On the issue of whether Mercato was “Participant” or not for the purposes of the Rules, the Court analyzed the Rules and stated that the Rules define “Participant” as “an …Intermediary … and all such persons who are from time to time participating in an activity sanctioned either directly or indirectly by The Association.” In that regard the reference to an “activity sanctioned” by the Football Association must be read as an activity of a kind which is permitted and controlled by the Association. An activity can be sanctioned by the Rules for this purpose even if the Rules provide that it should not be done in the particular way or by the particular person. A person can be participating in such an activity even if he or she is doing so in breach of the Rules. A person who is bound by the Rules does not take him or herself outside the scope of the Rules by acting in breach of the Rules. The dealings in respect of AB were clearly such an activity. So the Mercato was taking part in a sanctioned activity.

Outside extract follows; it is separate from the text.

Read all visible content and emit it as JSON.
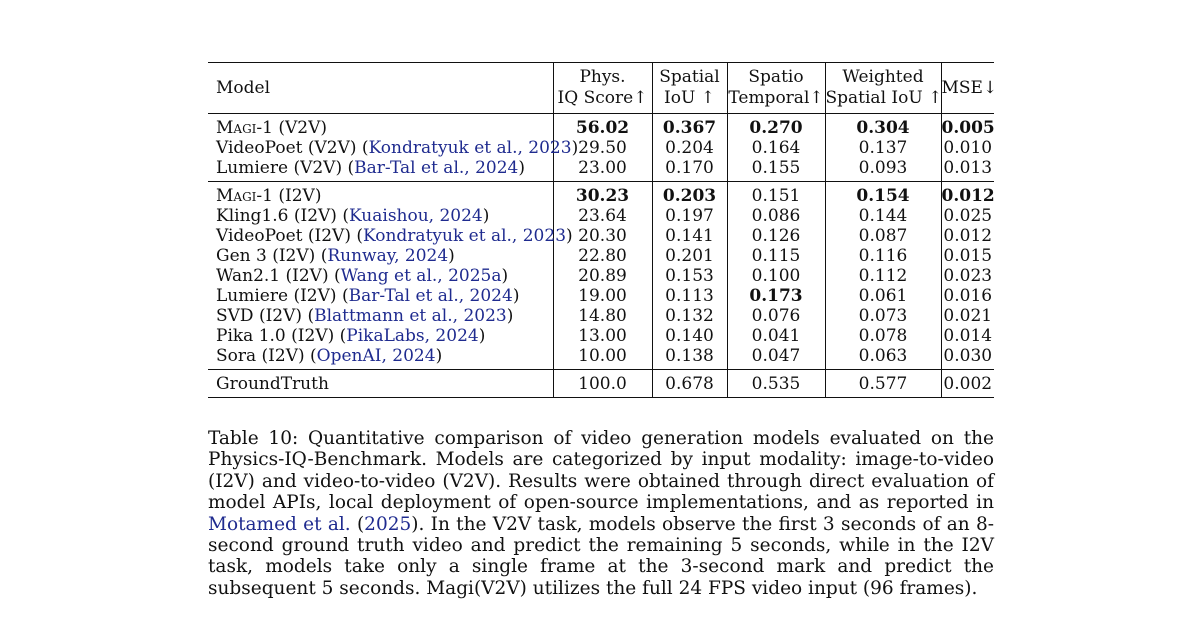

Even if it was not doing so in its capacity as an intermediary it was doing so when subject to the Rules and would be within the definition of “Participant” by virtue of being a “person” participating in the activity.


The Court have made following conclusions

  • that Mercato was bound by the Rules of the Football Association and there was the requisite vertical contract to that effect.
  • that Mercato was “Participant” for the purposes of the Rules and the dispute is within the scope of the arbitration agreement constituted by Rule K.
  • that the proceedings are to be stayed and the claim referred to arbitration.